Kids urged to start looking after teeth early to avoid disease

Dr Ian McCarrey.
Dr Ian McCarrey.

A THOROUGH oral hygiene routine for children could mitigate the risk of disease later in life, according to Australian Dental Association (ADA) federal president Hugo Sachs.

ADA and the Australian Health Policy Collaboration (AHPC) have released a report showing three in four children consume too much sugar while one in three five- to six-year-olds had decay in their baby teeth.

Dr Sachs said the latter figure was an unacceptably high rate that put “children at risk of poor oral health in their development and adult years”.

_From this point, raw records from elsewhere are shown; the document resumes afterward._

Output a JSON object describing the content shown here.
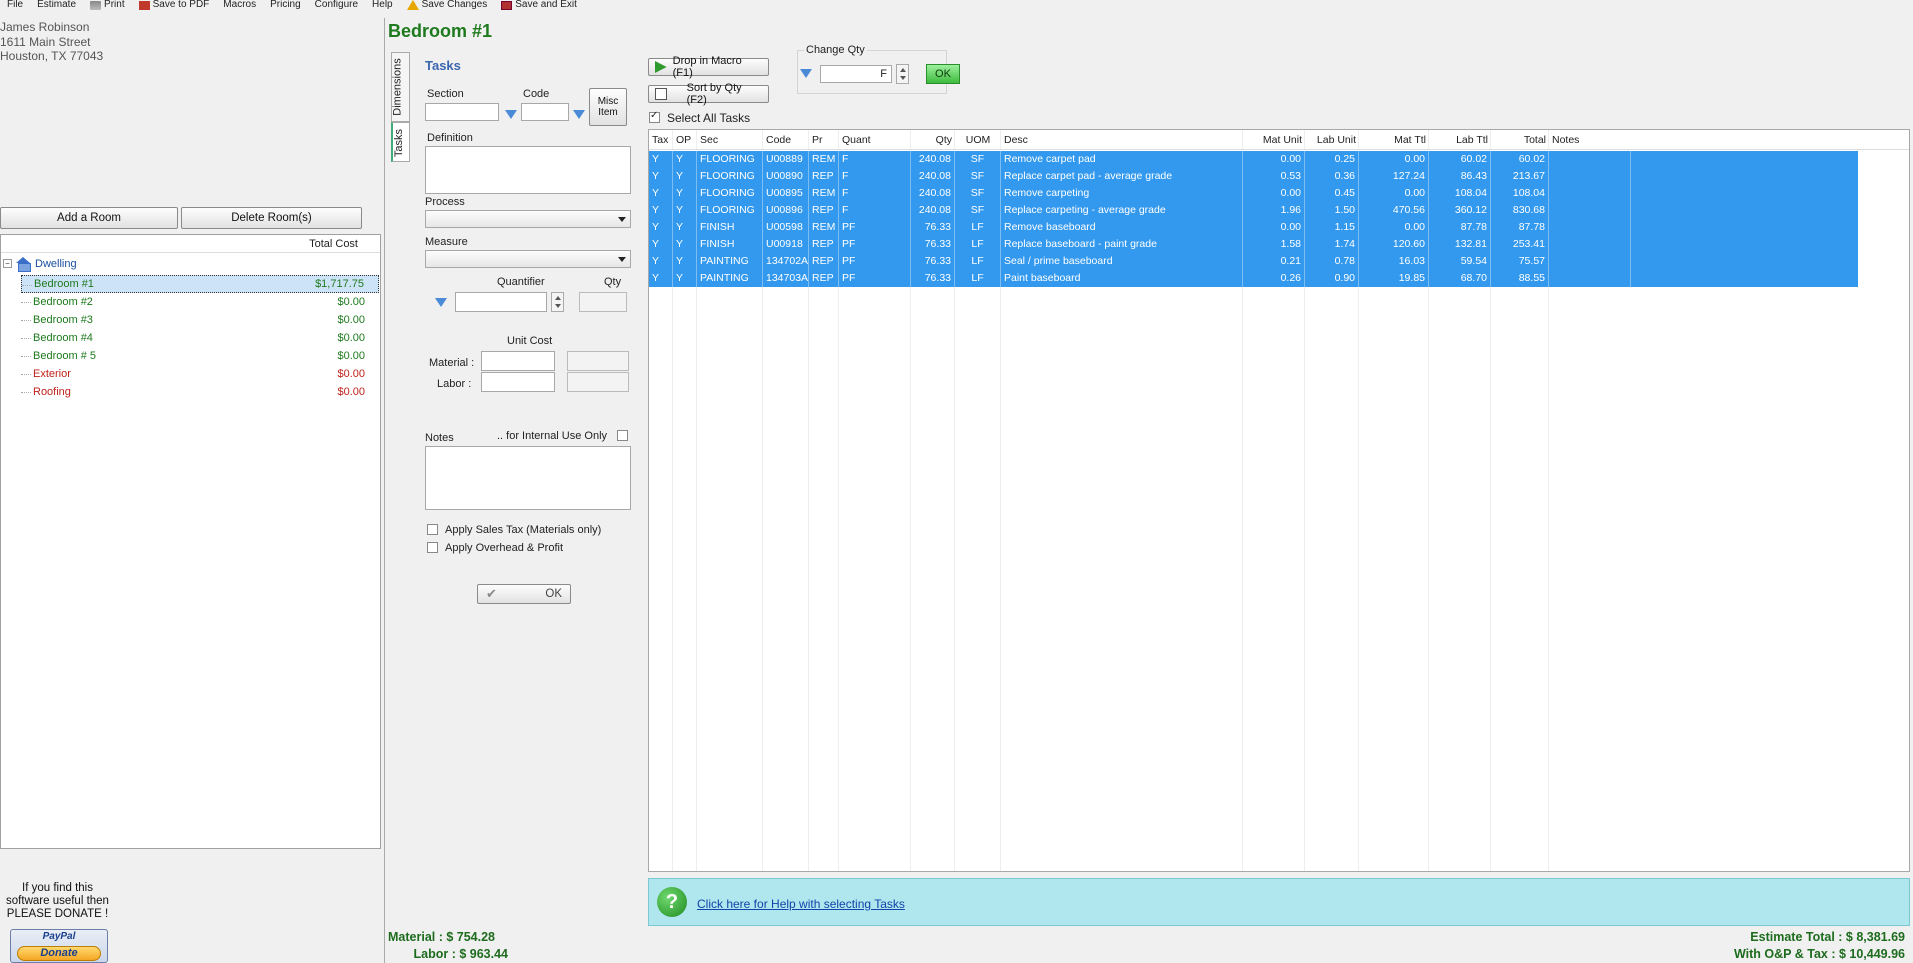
{
  "menu": [
    {
      "label": "File",
      "icon": ""
    },
    {
      "label": "Estimate",
      "icon": ""
    },
    {
      "label": "Print",
      "icon": "printer-icon"
    },
    {
      "label": "Save to PDF",
      "icon": "pdf-icon"
    },
    {
      "label": "Macros",
      "icon": ""
    },
    {
      "label": "Pricing",
      "icon": ""
    },
    {
      "label": "Configure",
      "icon": ""
    },
    {
      "label": "Help",
      "icon": ""
    },
    {
      "label": "Save Changes",
      "icon": "warning-icon"
    },
    {
      "label": "Save and Exit",
      "icon": "exit-icon"
    }
  ],
  "client": {
    "name": "James Robinson",
    "street": "1611 Main Street",
    "city": "Houston, TX 77043"
  },
  "room_buttons": {
    "add": "Add a Room",
    "delete": "Delete Room(s)"
  },
  "tree": {
    "header": "Total Cost",
    "root": "Dwelling",
    "rooms": [
      {
        "name": "Bedroom #1",
        "cost": "$1,717.75",
        "color": "#1d7a1d",
        "selected": true
      },
      {
        "name": "Bedroom #2",
        "cost": "$0.00",
        "color": "#1d7a1d"
      },
      {
        "name": "Bedroom #3",
        "cost": "$0.00",
        "color": "#1d7a1d"
      },
      {
        "name": "Bedroom #4",
        "cost": "$0.00",
        "color": "#1d7a1d"
      },
      {
        "name": "Bedroom # 5",
        "cost": "$0.00",
        "color": "#1d7a1d"
      },
      {
        "name": "Exterior",
        "cost": "$0.00",
        "color": "#c0221a"
      },
      {
        "name": "Roofing",
        "cost": "$0.00",
        "color": "#c0221a"
      }
    ]
  },
  "donate": {
    "line1": "If you find this",
    "line2": "software useful then",
    "line3": "PLEASE DONATE !",
    "paypal": "PayPal",
    "button": "Donate"
  },
  "room_title": "Bedroom #1",
  "vtabs": {
    "dimensions": "Dimensions",
    "tasks": "Tasks"
  },
  "form": {
    "heading": "Tasks",
    "section_label": "Section",
    "code_label": "Code",
    "misc_item": "Misc Item",
    "definition_label": "Definition",
    "process_label": "Process",
    "measure_label": "Measure",
    "quantifier_label": "Quantifier",
    "qty_label": "Qty",
    "unit_cost_label": "Unit Cost",
    "material_label": "Material :",
    "labor_label": "Labor :",
    "notes_label": "Notes",
    "internal_label": ".. for Internal Use Only",
    "apply_tax": "Apply Sales Tax (Materials only)",
    "apply_op": "Apply Overhead & Profit",
    "ok": "OK"
  },
  "toolbar": {
    "drop_macro": "Drop in Macro (F1)",
    "sort_qty": "Sort by Qty (F2)",
    "change_qty": "Change Qty",
    "change_qty_value": "F",
    "ok": "OK",
    "select_all": "Select All Tasks"
  },
  "grid": {
    "columns": [
      "Tax",
      "OP",
      "Sec",
      "Code",
      "Pr",
      "Quant",
      "Qty",
      "UOM",
      "Desc",
      "Mat Unit",
      "Lab Unit",
      "Mat Ttl",
      "Lab Ttl",
      "Total",
      "Notes"
    ],
    "rows": [
      [
        "Y",
        "Y",
        "FLOORING",
        "U00889",
        "REM",
        "F",
        "240.08",
        "SF",
        "Remove carpet pad",
        "0.00",
        "0.25",
        "0.00",
        "60.02",
        "60.02",
        ""
      ],
      [
        "Y",
        "Y",
        "FLOORING",
        "U00890",
        "REP",
        "F",
        "240.08",
        "SF",
        "Replace carpet pad - average grade",
        "0.53",
        "0.36",
        "127.24",
        "86.43",
        "213.67",
        ""
      ],
      [
        "Y",
        "Y",
        "FLOORING",
        "U00895",
        "REM",
        "F",
        "240.08",
        "SF",
        "Remove carpeting",
        "0.00",
        "0.45",
        "0.00",
        "108.04",
        "108.04",
        ""
      ],
      [
        "Y",
        "Y",
        "FLOORING",
        "U00896",
        "REP",
        "F",
        "240.08",
        "SF",
        "Replace carpeting - average grade",
        "1.96",
        "1.50",
        "470.56",
        "360.12",
        "830.68",
        ""
      ],
      [
        "Y",
        "Y",
        "FINISH",
        "U00598",
        "REM",
        "PF",
        "76.33",
        "LF",
        "Remove baseboard",
        "0.00",
        "1.15",
        "0.00",
        "87.78",
        "87.78",
        ""
      ],
      [
        "Y",
        "Y",
        "FINISH",
        "U00918",
        "REP",
        "PF",
        "76.33",
        "LF",
        "Replace baseboard - paint grade",
        "1.58",
        "1.74",
        "120.60",
        "132.81",
        "253.41",
        ""
      ],
      [
        "Y",
        "Y",
        "PAINTING",
        "134702A",
        "REP",
        "PF",
        "76.33",
        "LF",
        "Seal / prime  baseboard",
        "0.21",
        "0.78",
        "16.03",
        "59.54",
        "75.57",
        ""
      ],
      [
        "Y",
        "Y",
        "PAINTING",
        "134703A",
        "REP",
        "PF",
        "76.33",
        "LF",
        "Paint baseboard",
        "0.26",
        "0.90",
        "19.85",
        "68.70",
        "88.55",
        ""
      ]
    ],
    "selected_color": "#3399ee"
  },
  "help": {
    "link": "Click here for Help with selecting Tasks"
  },
  "totals": {
    "material": "Material : $ 754.28",
    "labor": "Labor : $ 963.44",
    "estimate": "Estimate Total : $ 8,381.69",
    "with_op": "With O&P & Tax : $ 10,449.96"
  }
}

The report – Australia’s Oral Health Tracker – showed one third of the 67,000 people hospitalised for oral health problems were children under nine years old.

“Poor oral health in childhood is a predictor of disease in adulthood,” Dr Sachs said.

“Australia needs to recognise that oral health care is part of good health care, and that access to dental care is a significant contributor to good oral and physical health.”

Gum disease and tooth decay are two diseases tied to poor oral health.

TLC Dental Winthrop’s Ian McCarrey said parents had an important role to play.

“Children lack the dexterity and often the enthusiasm and patience to tooth brush effectively under the age of ten,” he said.

“Ideally parents should brush for them when they are young or supervise them when they are older once a day to ensure that it is being done properly.”

He said the elderly could use similar assistance.

Dr McCarrey said good dental hygiene was a combination of measures including brushing, flossing, avoiding sugary drinks, as well as regular visits to the dentist for an examination and clean.